Thursday 2 June 2016
Queen Mary and the British Library intend to make a studentship appointment under the AHRC Collaborative Doctoral Partnership scheme (CDP) from Autumn 2016 for three years for work on Hans Sloane’s library. Deadline Wednesday 6 July 2016.
Queen Mary University of London and the British Library intend to make a PhD studentship appointment under the AHRC Collaborative Doctoral Partnership scheme (CDP) from autumn 2016.
The project will investigate the intellectual significance of the library of Sir Hans Sloane (1660-1753) to the gathering and dissemination of medical and scientific knowledge in the Enlightenment period.
It will focus on Sloane’s library (now housed within the British Library) in relation to his wider collection of natural and artificial specimens, now divided between the Natural History and British Museums.
The research will be co-supervised by the British Library and Queen Mary. The project offers privileged access to Sloane’s books at shelf as well as extensive curatorial support in their study and interpretation, in addition to the standard academic doctoral training and supervision.

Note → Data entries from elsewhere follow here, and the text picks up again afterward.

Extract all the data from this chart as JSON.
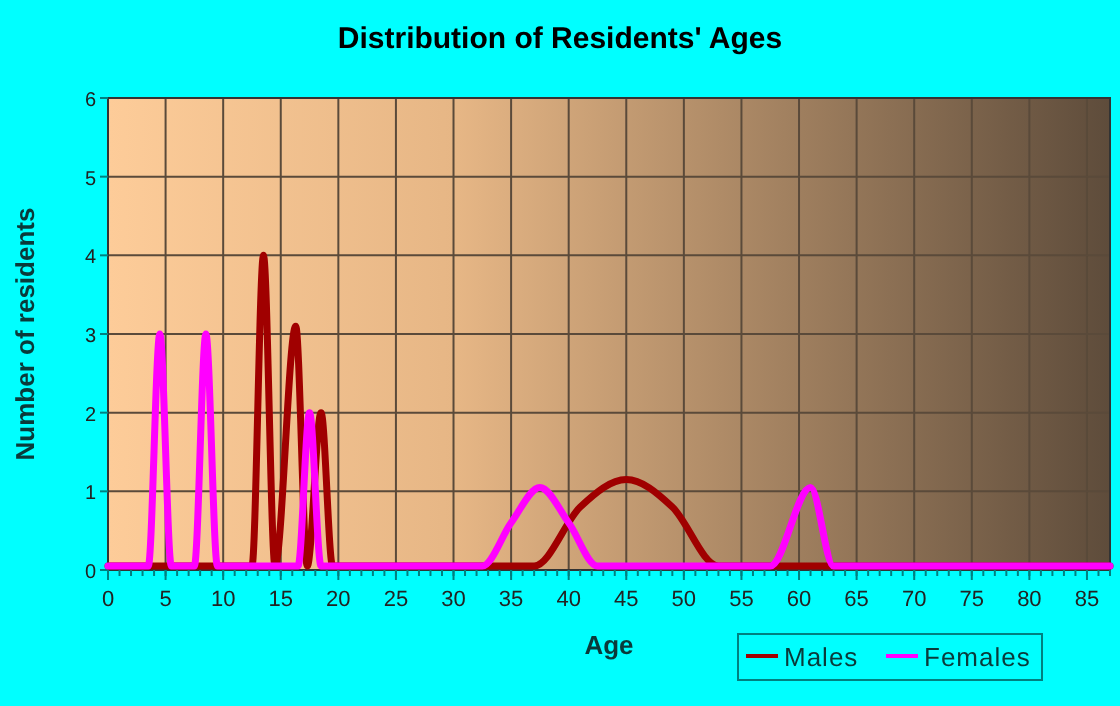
{
  "chart_data": {
    "type": "line",
    "title": "Distribution of Residents' Ages",
    "xlabel": "Age",
    "ylabel": "Number of residents",
    "xlim": [
      0,
      87
    ],
    "xticks": [
      0,
      5,
      10,
      15,
      20,
      25,
      30,
      35,
      40,
      45,
      50,
      55,
      60,
      65,
      70,
      75,
      80,
      85
    ],
    "ylim": [
      0,
      6
    ],
    "yticks": [
      0,
      1,
      2,
      3,
      4,
      5,
      6
    ],
    "grid": true,
    "legend": "bottom right",
    "marker": "none",
    "line_style": "solid",
    "series": [
      {
        "name": "Males",
        "color": "#a00000",
        "x": [
          0,
          12.5,
          13.5,
          14.5,
          16.3,
          17.3,
          18.5,
          19.5,
          37,
          41,
          45,
          49,
          53,
          87
        ],
        "values": [
          0.05,
          0.05,
          4,
          0.05,
          3.1,
          0.05,
          2,
          0.05,
          0.05,
          0.8,
          1.15,
          0.8,
          0.05,
          0.05
        ]
      },
      {
        "name": "Females",
        "color": "#ff00ff",
        "x": [
          0,
          3.5,
          4.5,
          5.5,
          7.5,
          8.5,
          9.5,
          16.5,
          17.5,
          18.5,
          32.5,
          35,
          37.5,
          40,
          42.5,
          57.5,
          61,
          63,
          87
        ],
        "values": [
          0.05,
          0.05,
          3,
          0.05,
          0.05,
          3,
          0.05,
          0.05,
          2,
          0.05,
          0.05,
          0.6,
          1.05,
          0.6,
          0.05,
          0.05,
          1.05,
          0.05,
          0.05
        ]
      }
    ]
  }
}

The project is open to either full-time or part-time students. Studentships are awarded for 3 years (or part-time equivalent) initially, at RCUK rates and subject to standard eligibility criteria for RCUK training grants. Additional Student Development Funding is available to allow time for further training and skills development opportunities that are agreed as part of the PhD programme. If required, this may be used to extend the studentship by up to six months (or part-time equivalent).
The British Library also offers the student generous research expenses funding, specialist training and access to work-space within its curatorial offices.
A detailed description of the project is available here:
Candidates with interests in bibliography, book history, the material book, the history of science and medicine, early-modern scientific literary writing, exchange networks, and the history of collections will be especially welcome.
Once recruited, the successful PhD candidate will contribute to the development of the final agreed research topic.